Islam and crucifixion are connected in two main ways -- crucifixion as a punishment in Islamic law and the Islamic denial of the crucifixion of Jesus Christ. Muhammad, the founder of Islam, approved of the use of crucifixion in the Hadith, which is a collection of Muhammad's sayings and deeds. The Quran, which represents God's words transmitted through Muhammad, approves of crucifixion in most interpretations. The Quran also states that Jesus was never crucified.
The Quran, surah 5 verse 33, has traditionally been interpreted as prescribing crucifixion as a punishment. The passage states that those who wage war against God and Muhammad can be crucified or have their feet and hands cut off on opposite sides. The passage also offers exile as a possible punishment for the stated crimes. The four major schools of Islamic law -- Maliki, Hanifi, Shafi'i and Hanbali -- view this as a simple crime and punishment passage, and it is followed by a verse that orders forgiveness for those who repent.
An Alternate Reading of 5:33
Progressive Muslims are critical of those who have interpreted 5:33 as a legal injunction. Quranic scholar Muhammad Asad, who has written a 1,000-page interpretation of the Quran, believes that the passage is actually a broad factual statement -- do wrong and it will catch up to you. Asad notes that all the Arabic verbs in the passage are in the present tense, which does not indicate a prescription for future punishment. Asad also states that "cutting off hands and feet" was an Arabic idiom for powerlessness rather than a prescribed punishment.
Crucifixion in the Hadith
Crucifixion is supported by the Hadith. The Abu Dawud Hadith, book 38 number 4339, states that those who fight against God and Muhammad can be crucified, killed or exiled. Similar things are written in book 38 number 4357 and book 38 number 4359. The Abu Dawud collection, in book 2 number 0591, recalls the first crucifixion in a Muslim community.
Jesus Was Not Crucified
Islam denies that Jesus was ever crucified.
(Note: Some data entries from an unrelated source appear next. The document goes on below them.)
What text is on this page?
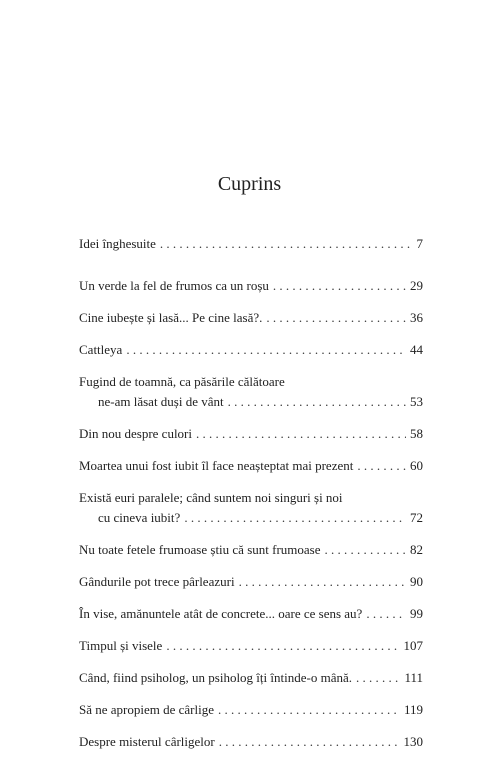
Cuprins
Idei înghesuite . . .	7
Un verde la fel de frumos ca un roșu . . .	29
Cine iubește și lasă... Pe cine lasă?. . . .	36
Cattleya . . .	44
Fugind de toamnă, ca păsările călătoare
ne-am lăsat duși de vânt . . .	53
Din nou despre culori . . .	58
Moartea unui fost iubit îl face neașteptat mai prezent . . .	60
Există euri paralele; când suntem noi singuri și noi
cu cineva iubit? . . .	72
Nu toate fetele frumoase știu că sunt frumoase . . .	82
Gândurile pot trece pârleazuri . . .	90
În vise, amănuntele atât de concrete... oare ce sens au? . . .	99
Timpul și visele . . .	107
Când, fiind psiholog, un psiholog îți întinde-o mână. . . .	111
Să ne apropiem de cârlige . . .	119
Despre misterul cârligelor . . .	130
The Quran states two times, in surah 4 verse 157, that Jesus was never killed. The next verse states, instead, that God raised Jesus "to Himself." The text hints that someone was made to resemble Jesus and was crucified in his place, but due to the ambiguity of the text, many other interpretations are possible as well. In Islam, the denial of the crucifixion also includes denying the Christian claim of Jesus' Resurrection and Jesus' atonement for the sins of mankind.